For a man who is 7-0 with six finishes, Bellator MMA welterweight prospect Logan Storley comes off as rather unimpressed with himself. Not that he lacks in confidence -- the four-time NCAA All-American wrestler at the University of Minnesota knows his strengths and is clearly accustomed to winning -- but in the sense of being critical of his own performances and reluctant to talk himself up.
For instance, Storley’s most recent fight, a unanimous decision over Matt Secor at Bellator 186 in November, was his first professional bout to go the distance. In fact, Secor was the first Storley opponent to last more than the seven minutes of a regulation NCAA wrestling match. Despite having taken down Secor in every round, applied his ground-and-pound and shrugged off the submission and sweep attempts from the Brazilian jiu-jitsu black belt, Storley seems to regard the dominant win almost as a setback, talking about it in the same tones another fighter might use when discussing a loss.
“I just want to get back on track, get back to finishing people,” Storley told Sherdog.com.
However, he is willing to concede that going the distance with the more seasoned Secor offered some learning opportunities.
“I got the chance to stick with a game plan and listen to my coaches,” Storley said. “I also got to spend a lot of time on the ground with someone who’s a [jiu-jitsu] black belt who has given a lot of people problems, and I was never in any trouble.”
Storley is scheduled to face Joaquin Buckley at Bellator 197 this Friday at the Family Arena in St. Charles, Missouri. Buckley appears to be the most capable wrestler Storley has faced to date, as he has gone 3-1 in Bellator by utilizing a combination of sprawl-and-brawl tactics and powerful takedowns of his own. Nonetheless, Storley does not anticipate much difficulty taking the fight wherever he wants.
“He knows now to wrestle, but there’s a difference of years,” he said. “He hasn’t put in the years I have. I started wrestling when I was 5. I wrestled all through college, and even now when I’m not in fight camp, I’m back at the University of Minnesota all the time, wrestling, working with the team. He may defend some of my takedowns, but I’ll get him down if I want to.”
While Storley is confident in his ability to outwrestle his upcoming opponent, he acknowledges that as he continues to rise through the welterweight ranks, he will eventually encounter fighters he cannot ground at will. He looks forward to the opportunity to showcase his well-roundedness as a fighter. One such potential opponent has come onto the radar fairly recently, as similarly hot Bellator prospect Ed Ruth has announced his intention to drop from middleweight to welterweight. Ruth appears to be making good on that statement, as he weighed in at only 174 pounds for his Bellator 196 fight with Ion Pascu on April 6. Storley has some near-miss history with Ruth, a three-time national champion wrestler at Penn State University: In 2014, as Ruth capped off his illustrious career by winning his third title at 184 pounds, Storley was a sophomore, coming in third at 173 pounds. Penn State won the team title that year, narrowly edging out Minnesota.

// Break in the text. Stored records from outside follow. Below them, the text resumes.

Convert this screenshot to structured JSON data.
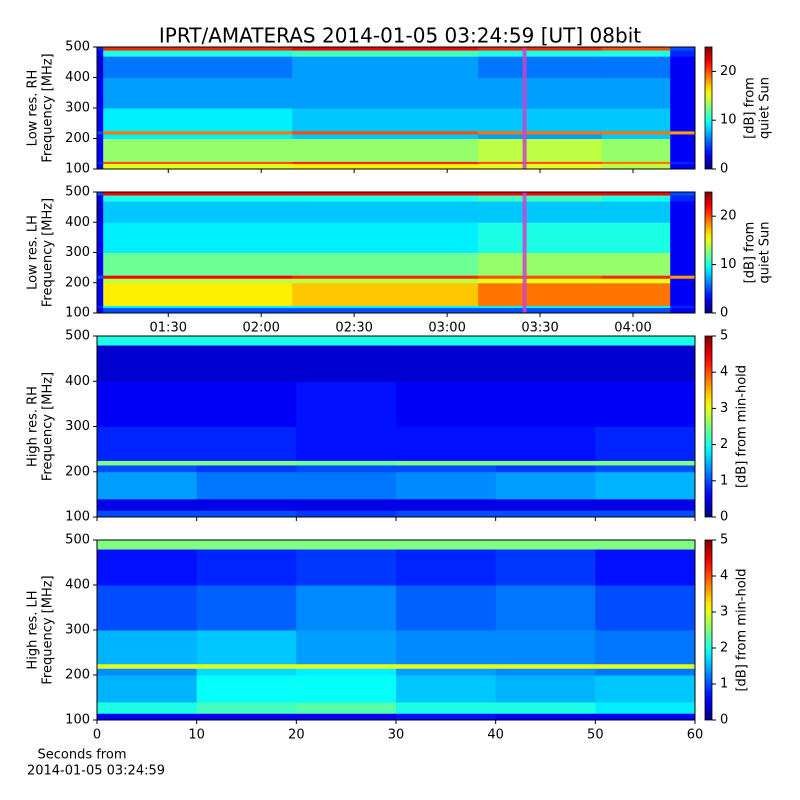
{
  "title": "IPRT/AMATERAS 2014-01-05 03:24:59 [UT]   08bit",
  "xlabel": [
    "Seconds from",
    "2014-01-05 03:24:59"
  ],
  "chart_data": [
    {
      "type": "heatmap",
      "ylabel": [
        "Low res. RH",
        "Frequency [MHz]"
      ],
      "xlim": [
        67,
        260
      ],
      "xticks": [
        {
          "value": 90,
          "label": "01:30"
        },
        {
          "value": 120,
          "label": "02:00"
        },
        {
          "value": 150,
          "label": "02:30"
        },
        {
          "value": 180,
          "label": "03:00"
        },
        {
          "value": 210,
          "label": "03:30"
        },
        {
          "value": 240,
          "label": "04:00"
        }
      ],
      "show_xtick_labels": false,
      "ylim": [
        100,
        500
      ],
      "yticks": [
        100,
        200,
        300,
        400,
        500
      ],
      "time_edges": [
        67,
        69,
        130,
        190,
        230,
        252,
        260
      ],
      "freq_edges": [
        100,
        118,
        125,
        200,
        215,
        225,
        300,
        400,
        470,
        490,
        500
      ],
      "z": [
        [
          3,
          15,
          16,
          15,
          14,
          3
        ],
        [
          4,
          20,
          21,
          20,
          19,
          4
        ],
        [
          3,
          13,
          13,
          14,
          13,
          3
        ],
        [
          3,
          9,
          8,
          7,
          8,
          3
        ],
        [
          5,
          19,
          20,
          19,
          19,
          18
        ],
        [
          3,
          9,
          8,
          8,
          8,
          3
        ],
        [
          3,
          7,
          7,
          7,
          7,
          3
        ],
        [
          2,
          6,
          7,
          6,
          6,
          3
        ],
        [
          3,
          10,
          11,
          10,
          10,
          4
        ],
        [
          4,
          21,
          22,
          21,
          20,
          5
        ]
      ],
      "markers": [
        205
      ],
      "marker_color": "#cc44cc",
      "clim": [
        0,
        25
      ],
      "cticks": [
        0,
        10,
        20
      ],
      "colorbar_label": [
        "[dB] from",
        "quiet Sun"
      ]
    },
    {
      "type": "heatmap",
      "ylabel": [
        "Low res. LH",
        "Frequency [MHz]"
      ],
      "xlim": [
        67,
        260
      ],
      "xticks": [
        {
          "value": 90,
          "label": "01:30"
        },
        {
          "value": 120,
          "label": "02:00"
        },
        {
          "value": 150,
          "label": "02:30"
        },
        {
          "value": 180,
          "label": "03:00"
        },
        {
          "value": 210,
          "label": "03:30"
        },
        {
          "value": 240,
          "label": "04:00"
        }
      ],
      "show_xtick_labels": true,
      "ylim": [
        100,
        500
      ],
      "yticks": [
        100,
        200,
        300,
        400,
        500
      ],
      "time_edges": [
        67,
        69,
        130,
        190,
        230,
        252,
        260
      ],
      "freq_edges": [
        100,
        118,
        125,
        200,
        215,
        225,
        300,
        400,
        470,
        490,
        500
      ],
      "z": [
        [
          3,
          5,
          5,
          5,
          5,
          3
        ],
        [
          4,
          9,
          9,
          9,
          9,
          4
        ],
        [
          3,
          16,
          17,
          19,
          19,
          3
        ],
        [
          3,
          14,
          14,
          15,
          15,
          3
        ],
        [
          5,
          22,
          21,
          20,
          21,
          18
        ],
        [
          3,
          12,
          12,
          13,
          13,
          3
        ],
        [
          3,
          9,
          9,
          10,
          10,
          3
        ],
        [
          2,
          8,
          8,
          8,
          8,
          3
        ],
        [
          3,
          10,
          10,
          11,
          10,
          4
        ],
        [
          5,
          22,
          22,
          22,
          22,
          5
        ]
      ],
      "markers": [
        205
      ],
      "marker_color": "#cc44cc",
      "clim": [
        0,
        25
      ],
      "cticks": [
        0,
        10,
        20
      ],
      "colorbar_label": [
        "[dB] from",
        "quiet Sun"
      ]
    },
    {
      "type": "heatmap",
      "ylabel": [
        "High res. RH",
        "Frequency [MHz]"
      ],
      "xlim": [
        0,
        60
      ],
      "xticks": [
        0,
        10,
        20,
        30,
        40,
        50,
        60
      ],
      "show_xtick_labels": false,
      "ylim": [
        100,
        500
      ],
      "yticks": [
        100,
        200,
        300,
        400,
        500
      ],
      "time_edges": [
        0,
        10,
        20,
        30,
        40,
        50,
        60
      ],
      "freq_edges": [
        100,
        115,
        140,
        200,
        215,
        225,
        300,
        400,
        480,
        500
      ],
      "z": [
        [
          1.0,
          1.0,
          0.9,
          1.0,
          1.0,
          1.0
        ],
        [
          0.5,
          0.5,
          0.5,
          0.5,
          0.5,
          0.5
        ],
        [
          1.4,
          1.2,
          1.2,
          1.3,
          1.4,
          1.5
        ],
        [
          1.0,
          0.9,
          1.0,
          1.0,
          0.9,
          1.0
        ],
        [
          2.5,
          2.5,
          2.4,
          2.5,
          2.5,
          2.5
        ],
        [
          0.8,
          0.8,
          0.7,
          0.7,
          0.7,
          0.8
        ],
        [
          0.6,
          0.6,
          0.7,
          0.6,
          0.6,
          0.6
        ],
        [
          0.4,
          0.4,
          0.4,
          0.4,
          0.4,
          0.4
        ],
        [
          2.0,
          2.0,
          2.0,
          2.0,
          2.0,
          2.0
        ]
      ],
      "clim": [
        0,
        5
      ],
      "cticks": [
        0,
        1,
        2,
        3,
        4,
        5
      ],
      "colorbar_label": [
        "[dB] from min-hold"
      ]
    },
    {
      "type": "heatmap",
      "ylabel": [
        "High res. LH",
        "Frequency [MHz]"
      ],
      "xlim": [
        0,
        60
      ],
      "xticks": [
        0,
        10,
        20,
        30,
        40,
        50,
        60
      ],
      "show_xtick_labels": true,
      "ylim": [
        100,
        500
      ],
      "yticks": [
        100,
        200,
        300,
        400,
        500
      ],
      "time_edges": [
        0,
        10,
        20,
        30,
        40,
        50,
        60
      ],
      "freq_edges": [
        100,
        115,
        140,
        200,
        215,
        225,
        300,
        400,
        480,
        500
      ],
      "z": [
        [
          0.6,
          0.6,
          0.6,
          0.7,
          0.6,
          0.6
        ],
        [
          2.0,
          2.2,
          2.3,
          2.0,
          2.0,
          1.8
        ],
        [
          1.5,
          1.9,
          1.9,
          1.6,
          1.5,
          1.6
        ],
        [
          1.3,
          1.7,
          1.8,
          1.4,
          1.3,
          1.2
        ],
        [
          3.0,
          3.0,
          3.0,
          3.0,
          3.0,
          3.0
        ],
        [
          1.5,
          1.6,
          1.4,
          1.3,
          1.3,
          1.2
        ],
        [
          1.0,
          1.1,
          1.3,
          1.1,
          1.2,
          1.0
        ],
        [
          0.7,
          0.8,
          0.9,
          0.8,
          0.9,
          0.7
        ],
        [
          2.5,
          2.5,
          2.5,
          2.5,
          2.5,
          2.5
        ]
      ],
      "clim": [
        0,
        5
      ],
      "cticks": [
        0,
        1,
        2,
        3,
        4,
        5
      ],
      "colorbar_label": [
        "[dB] from min-hold"
      ]
    }
  ]
}
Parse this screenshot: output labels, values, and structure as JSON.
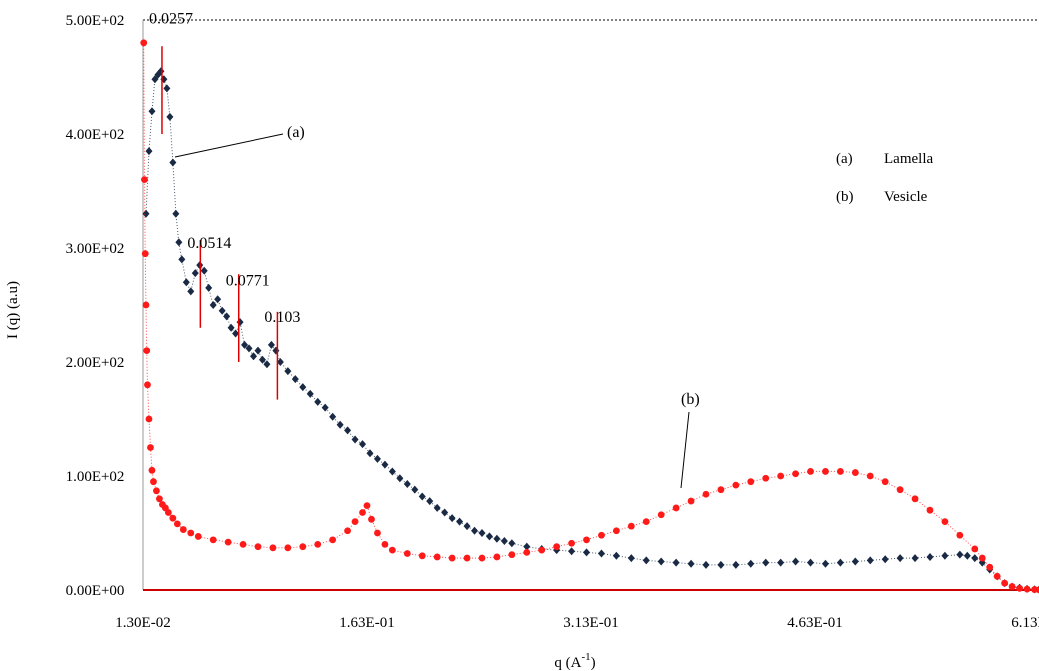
{
  "chart_data": {
    "type": "scatter",
    "title": "",
    "xlabel": "q (A",
    "xlabel_sup": "-1",
    "xlabel_close": ")",
    "ylabel": "I (q) (a.u)",
    "xlim": [
      0.013,
      0.613
    ],
    "ylim": [
      0,
      500
    ],
    "x_ticks": [
      "1.30E-02",
      "1.63E-01",
      "3.13E-01",
      "4.63E-01",
      "6.13E-01"
    ],
    "y_ticks": [
      "0.00E+00",
      "1.00E+02",
      "2.00E+02",
      "3.00E+02",
      "4.00E+02",
      "5.00E+02"
    ],
    "grid": false,
    "peak_labels": [
      {
        "text": "0.0257",
        "x": 0.0257
      },
      {
        "text": "0.0514",
        "x": 0.0514
      },
      {
        "text": "0.0771",
        "x": 0.0771
      },
      {
        "text": "0.103",
        "x": 0.103
      }
    ],
    "annotations": [
      {
        "text": "(a)"
      },
      {
        "text": "(b)"
      }
    ],
    "legend": [
      {
        "key": "(a)",
        "label": "Lamella"
      },
      {
        "key": "(b)",
        "label": "Vesicle"
      }
    ],
    "series": [
      {
        "key": "a",
        "color": "#1a2a44",
        "marker": "diamond",
        "points": [
          [
            0.015,
            330
          ],
          [
            0.017,
            385
          ],
          [
            0.019,
            420
          ],
          [
            0.021,
            448
          ],
          [
            0.023,
            452
          ],
          [
            0.025,
            455
          ],
          [
            0.027,
            448
          ],
          [
            0.029,
            440
          ],
          [
            0.031,
            415
          ],
          [
            0.033,
            375
          ],
          [
            0.035,
            330
          ],
          [
            0.037,
            305
          ],
          [
            0.039,
            290
          ],
          [
            0.042,
            270
          ],
          [
            0.045,
            262
          ],
          [
            0.048,
            278
          ],
          [
            0.051,
            285
          ],
          [
            0.054,
            280
          ],
          [
            0.057,
            265
          ],
          [
            0.06,
            250
          ],
          [
            0.063,
            255
          ],
          [
            0.066,
            245
          ],
          [
            0.069,
            240
          ],
          [
            0.072,
            230
          ],
          [
            0.075,
            225
          ],
          [
            0.078,
            235
          ],
          [
            0.081,
            215
          ],
          [
            0.084,
            212
          ],
          [
            0.087,
            205
          ],
          [
            0.09,
            210
          ],
          [
            0.093,
            202
          ],
          [
            0.096,
            198
          ],
          [
            0.099,
            215
          ],
          [
            0.102,
            210
          ],
          [
            0.105,
            200
          ],
          [
            0.11,
            192
          ],
          [
            0.115,
            185
          ],
          [
            0.12,
            178
          ],
          [
            0.125,
            172
          ],
          [
            0.13,
            165
          ],
          [
            0.135,
            160
          ],
          [
            0.14,
            152
          ],
          [
            0.145,
            145
          ],
          [
            0.15,
            140
          ],
          [
            0.155,
            132
          ],
          [
            0.16,
            128
          ],
          [
            0.165,
            120
          ],
          [
            0.17,
            115
          ],
          [
            0.175,
            110
          ],
          [
            0.18,
            104
          ],
          [
            0.185,
            98
          ],
          [
            0.19,
            93
          ],
          [
            0.195,
            88
          ],
          [
            0.2,
            82
          ],
          [
            0.205,
            78
          ],
          [
            0.21,
            72
          ],
          [
            0.215,
            68
          ],
          [
            0.22,
            63
          ],
          [
            0.225,
            60
          ],
          [
            0.23,
            56
          ],
          [
            0.235,
            52
          ],
          [
            0.24,
            50
          ],
          [
            0.245,
            47
          ],
          [
            0.25,
            45
          ],
          [
            0.255,
            43
          ],
          [
            0.26,
            41
          ],
          [
            0.27,
            38
          ],
          [
            0.28,
            36
          ],
          [
            0.29,
            35
          ],
          [
            0.3,
            34
          ],
          [
            0.31,
            33
          ],
          [
            0.32,
            32
          ],
          [
            0.33,
            30
          ],
          [
            0.34,
            28
          ],
          [
            0.35,
            26
          ],
          [
            0.36,
            25
          ],
          [
            0.37,
            24
          ],
          [
            0.38,
            23
          ],
          [
            0.39,
            22
          ],
          [
            0.4,
            22
          ],
          [
            0.41,
            22
          ],
          [
            0.42,
            23
          ],
          [
            0.43,
            24
          ],
          [
            0.44,
            24
          ],
          [
            0.45,
            25
          ],
          [
            0.46,
            24
          ],
          [
            0.47,
            23
          ],
          [
            0.48,
            24
          ],
          [
            0.49,
            25
          ],
          [
            0.5,
            26
          ],
          [
            0.51,
            27
          ],
          [
            0.52,
            28
          ],
          [
            0.53,
            28
          ],
          [
            0.54,
            29
          ],
          [
            0.55,
            30
          ],
          [
            0.56,
            31
          ],
          [
            0.565,
            30
          ],
          [
            0.57,
            28
          ],
          [
            0.575,
            24
          ],
          [
            0.58,
            18
          ],
          [
            0.585,
            12
          ],
          [
            0.59,
            6
          ],
          [
            0.595,
            3
          ],
          [
            0.6,
            2
          ],
          [
            0.605,
            1
          ],
          [
            0.61,
            0.5
          ],
          [
            0.613,
            0.3
          ]
        ]
      },
      {
        "key": "b",
        "color": "#ff1a1a",
        "marker": "circle",
        "points": [
          [
            0.0135,
            480
          ],
          [
            0.014,
            360
          ],
          [
            0.0145,
            295
          ],
          [
            0.015,
            250
          ],
          [
            0.0155,
            210
          ],
          [
            0.016,
            180
          ],
          [
            0.017,
            150
          ],
          [
            0.018,
            125
          ],
          [
            0.019,
            105
          ],
          [
            0.02,
            95
          ],
          [
            0.022,
            87
          ],
          [
            0.024,
            80
          ],
          [
            0.026,
            75
          ],
          [
            0.028,
            72
          ],
          [
            0.03,
            68
          ],
          [
            0.033,
            63
          ],
          [
            0.036,
            58
          ],
          [
            0.04,
            53
          ],
          [
            0.045,
            50
          ],
          [
            0.05,
            47
          ],
          [
            0.06,
            44
          ],
          [
            0.07,
            42
          ],
          [
            0.08,
            40
          ],
          [
            0.09,
            38
          ],
          [
            0.1,
            37
          ],
          [
            0.11,
            37
          ],
          [
            0.12,
            38
          ],
          [
            0.13,
            40
          ],
          [
            0.14,
            44
          ],
          [
            0.15,
            52
          ],
          [
            0.155,
            60
          ],
          [
            0.16,
            68
          ],
          [
            0.163,
            74
          ],
          [
            0.166,
            62
          ],
          [
            0.17,
            50
          ],
          [
            0.175,
            40
          ],
          [
            0.18,
            35
          ],
          [
            0.19,
            32
          ],
          [
            0.2,
            30
          ],
          [
            0.21,
            29
          ],
          [
            0.22,
            28
          ],
          [
            0.23,
            28
          ],
          [
            0.24,
            28
          ],
          [
            0.25,
            29
          ],
          [
            0.26,
            31
          ],
          [
            0.27,
            33
          ],
          [
            0.28,
            35
          ],
          [
            0.29,
            38
          ],
          [
            0.3,
            41
          ],
          [
            0.31,
            44
          ],
          [
            0.32,
            48
          ],
          [
            0.33,
            52
          ],
          [
            0.34,
            56
          ],
          [
            0.35,
            60
          ],
          [
            0.36,
            66
          ],
          [
            0.37,
            72
          ],
          [
            0.38,
            78
          ],
          [
            0.39,
            84
          ],
          [
            0.4,
            88
          ],
          [
            0.41,
            92
          ],
          [
            0.42,
            95
          ],
          [
            0.43,
            98
          ],
          [
            0.44,
            100
          ],
          [
            0.45,
            102
          ],
          [
            0.46,
            104
          ],
          [
            0.47,
            104
          ],
          [
            0.48,
            104
          ],
          [
            0.49,
            103
          ],
          [
            0.5,
            100
          ],
          [
            0.51,
            95
          ],
          [
            0.52,
            88
          ],
          [
            0.53,
            80
          ],
          [
            0.54,
            70
          ],
          [
            0.55,
            60
          ],
          [
            0.56,
            48
          ],
          [
            0.57,
            36
          ],
          [
            0.575,
            28
          ],
          [
            0.58,
            20
          ],
          [
            0.585,
            12
          ],
          [
            0.59,
            6
          ],
          [
            0.595,
            3
          ],
          [
            0.6,
            1.5
          ],
          [
            0.605,
            0.8
          ],
          [
            0.61,
            0.4
          ],
          [
            0.613,
            0.2
          ]
        ]
      }
    ]
  }
}
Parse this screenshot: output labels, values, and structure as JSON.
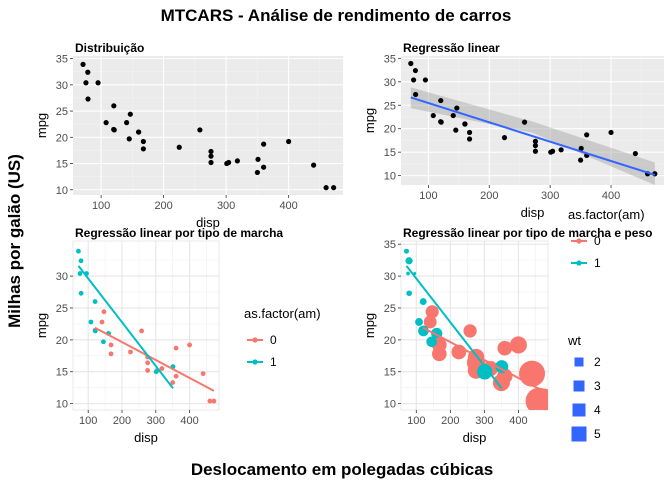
{
  "figure": {
    "title": "MTCARS - Análise de rendimento de carros",
    "xlabel": "Deslocamento em polegadas cúbicas",
    "ylabel": "Milhas por galão (US)"
  },
  "colors": {
    "panel_bg": "#ebebeb",
    "grid_major": "#ffffff",
    "grid_minor": "#f2f2f2",
    "panel_bw_bg": "#ffffff",
    "grid_bw": "#e6e6e6",
    "point": "#000000",
    "fit_line": "#3366ff",
    "ribbon": "#999999",
    "am0": "#f8766d",
    "am1": "#00bfc4",
    "wt_fill": "#3366ff"
  },
  "chart_data": [
    {
      "id": "p1",
      "type": "scatter",
      "title": "Distribuição",
      "xlabel": "disp",
      "ylabel": "mpg",
      "xlim": [
        55,
        487
      ],
      "ylim": [
        9,
        35.5
      ],
      "xticks": [
        100,
        200,
        300,
        400
      ],
      "yticks": [
        10,
        15,
        20,
        25,
        30,
        35
      ],
      "grid": true,
      "points": [
        [
          160,
          21.0
        ],
        [
          160,
          21.0
        ],
        [
          108,
          22.8
        ],
        [
          258,
          21.4
        ],
        [
          360,
          18.7
        ],
        [
          225,
          18.1
        ],
        [
          360,
          14.3
        ],
        [
          146.7,
          24.4
        ],
        [
          140.8,
          22.8
        ],
        [
          167.6,
          19.2
        ],
        [
          167.6,
          17.8
        ],
        [
          275.8,
          16.4
        ],
        [
          275.8,
          17.3
        ],
        [
          275.8,
          15.2
        ],
        [
          472,
          10.4
        ],
        [
          460,
          10.4
        ],
        [
          440,
          14.7
        ],
        [
          78.7,
          32.4
        ],
        [
          75.7,
          30.4
        ],
        [
          71.1,
          33.9
        ],
        [
          120.1,
          21.5
        ],
        [
          318,
          15.5
        ],
        [
          304,
          15.2
        ],
        [
          350,
          13.3
        ],
        [
          400,
          19.2
        ],
        [
          79,
          27.3
        ],
        [
          120.3,
          26.0
        ],
        [
          95.1,
          30.4
        ],
        [
          351,
          15.8
        ],
        [
          145,
          19.7
        ],
        [
          301,
          15.0
        ],
        [
          121,
          21.4
        ]
      ]
    },
    {
      "id": "p2",
      "type": "scatter",
      "title": "Regressão linear",
      "xlabel": "disp",
      "ylabel": "mpg",
      "xlim": [
        55,
        487
      ],
      "ylim": [
        8,
        35.5
      ],
      "xticks": [
        100,
        200,
        300,
        400
      ],
      "yticks": [
        10,
        15,
        20,
        25,
        30,
        35
      ],
      "grid": true,
      "fit": {
        "method": "lm",
        "intercept": 29.6,
        "slope": -0.0412,
        "x_range": [
          71.1,
          472
        ],
        "ribbon_start": [
          24.4,
          28.8
        ],
        "ribbon_mid": [
          19.1,
          21.5
        ],
        "ribbon_end": [
          8.0,
          12.8
        ]
      }
    },
    {
      "id": "p3",
      "type": "scatter",
      "title": "Regressão linear por tipo de marcha",
      "xlabel": "disp",
      "ylabel": "mpg",
      "xlim": [
        55,
        487
      ],
      "ylim": [
        9,
        35.5
      ],
      "xticks": [
        100,
        200,
        300,
        400
      ],
      "yticks": [
        10,
        15,
        20,
        25,
        30
      ],
      "grid": true,
      "legend": {
        "title": "as.factor(am)",
        "entries": [
          "0",
          "1"
        ],
        "position": "right"
      },
      "am": [
        1,
        1,
        1,
        0,
        0,
        0,
        0,
        0,
        0,
        0,
        0,
        0,
        0,
        0,
        0,
        0,
        0,
        1,
        1,
        1,
        0,
        0,
        0,
        0,
        0,
        1,
        1,
        1,
        1,
        1,
        1,
        1
      ],
      "fits": [
        {
          "group": "0",
          "x_range": [
            120.1,
            472
          ],
          "y_range": [
            21.9,
            12.0
          ]
        },
        {
          "group": "1",
          "x_range": [
            71.1,
            351
          ],
          "y_range": [
            31.6,
            12.4
          ]
        }
      ]
    },
    {
      "id": "p4",
      "type": "scatter",
      "title": "Regressão linear por tipo de marcha e peso",
      "xlabel": "disp",
      "ylabel": "mpg",
      "xlim": [
        55,
        487
      ],
      "ylim": [
        9,
        35.5
      ],
      "xticks": [
        100,
        200,
        300,
        400
      ],
      "yticks": [
        10,
        15,
        20,
        25,
        30,
        35
      ],
      "grid": true,
      "size_by": "wt",
      "wt": [
        2.62,
        2.875,
        2.32,
        3.215,
        3.44,
        3.46,
        3.57,
        3.19,
        3.15,
        3.44,
        3.44,
        4.07,
        3.73,
        3.78,
        5.25,
        5.424,
        5.345,
        2.2,
        1.615,
        1.835,
        2.465,
        3.52,
        3.435,
        3.84,
        3.845,
        1.935,
        2.14,
        1.513,
        3.17,
        2.77,
        3.57,
        2.78
      ],
      "legends": [
        {
          "title": "as.factor(am)",
          "entries": [
            "0",
            "1"
          ]
        },
        {
          "title": "wt",
          "entries": [
            "2",
            "3",
            "4",
            "5"
          ]
        }
      ]
    }
  ]
}
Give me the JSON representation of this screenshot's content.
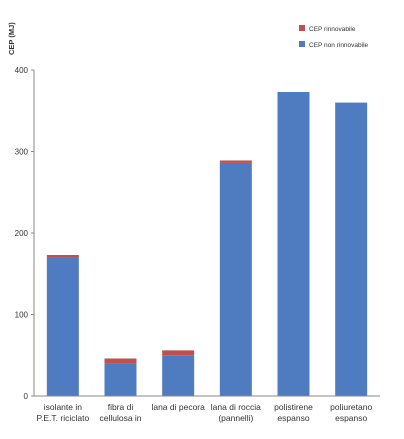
{
  "chart_data": {
    "type": "bar",
    "stacked": true,
    "ylabel": "CEP (MJ)",
    "ylim": [
      0,
      400
    ],
    "yticks": [
      "0",
      "100",
      "200",
      "300",
      "400"
    ],
    "grid": false,
    "legend_position": "top-right",
    "categories": [
      [
        "isolante in",
        "P.E.T. riciclato"
      ],
      [
        "fibra di",
        "cellulosa in"
      ],
      [
        "lana di pecora"
      ],
      [
        "lana di roccia",
        "(pannelli)"
      ],
      [
        "polistirene",
        "espanso"
      ],
      [
        "poliuretano",
        "espanso"
      ]
    ],
    "series": [
      {
        "name": "CEP non rinnovabile",
        "color": "#4f7cc0",
        "values": [
          170,
          40,
          50,
          286,
          373,
          360
        ]
      },
      {
        "name": "CEP rinnovabile",
        "color": "#c0504d",
        "values": [
          3,
          6,
          6,
          3,
          0,
          0
        ]
      }
    ]
  }
}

“Yeah, they do that quite a bit,” Storley said, almost with a chuckle.
Storley says his ears perked up as soon as he heard Ruth’s announcement. He would welcome the chance to fight him at some point, not out of any held-over alma mater rivalry, but simply for the challenge.
“I know him a little. He’s a good guy. I actually worked with him some after [his] college [career], when he wrestled for Sunkist Kids,” Storley said, referring to the Arizona-based wrestling club that functions as a frequent springboard for former college wrestlers looking to go to the Olympics. “Great wrestler, obviously, good fighter and a good guy.”
Storley also touched on the mayhem involving former Ultimate Fighting Championship lightweight titleholder Conor McGregor prior to UFC 223 in Brooklyn, New York. He was not a fan of the Irishman’s dolly-throwing, bystander-injury behavior.
“It’s like he is in this cycle where he needs to keep one-upping himself,” Storley said. “He decides people aren’t paying attention to him and he just goes off for no reason, but he has to one-up what he did before. Then, next thing you know …”
Storley is clearly pointing to the fact that McGregor’s misbehavior has escalated from throwing small objects and jumping into cages in his street clothes to allegedly throwing large objects with serious effects. This kind of behavior is anathema to Storley, who self-describes as being “from a small town in South Dakota, a real blue-collar town, where that kind of behavior just wouldn’t fly.”
Nonetheless, Storley understands he will eventually be expected to do more talking, and that generating interest in his fights will be more a part of the job as he progresses from prospect to contender. As that time approaches, Storley might take some cues from another South Dakotan turned University of Minnesota wrestler turned cage fighter: Brock Lesnar. He was an early influence on Storley’s career, encouraging him to pursue MMA, recommending him to promoters and working out with him at Team Death Clutch. Whether Lesnar is working for World Wrestling Entertainment or the Ultimate Fighting Championship, he can cut a promo like few others, yet outside of work, he remains an introverted family man who greatly prefers the quiet and the outdoors to the spotlight. That separation of person and persona seems to resonate with Storley.
“[Lesnar] does the publicity stuff, but he never lets it change who he is,” he said. “When I worked out with him and his team back in the day, you just can’t believe how down to earth he is.”
When asked about his upcoming bout with Buckley and whether his ideal outcome would be a one-minute smashing or a protracted display of dominance with a finish, Storley sounds like a man more interested in the process than the result.
“The most successful outcome for me would be a fight where I stick to the game plan my coaches give me. I have what I think are the best coaches in the world,” said Storley, who trains at Hard Knocks 365 under head coach Henri Hooft, alongside notable fighters like former Bellator lightweight champion Michael Chandler and former UFC welterweight king Robbie Lawler, who will be in Storley’s corner at Bellator 197. “We train to put me in situations where I’m in a position to finish the fight. If I listen to my coaches and follow the game plan, the finish will come.”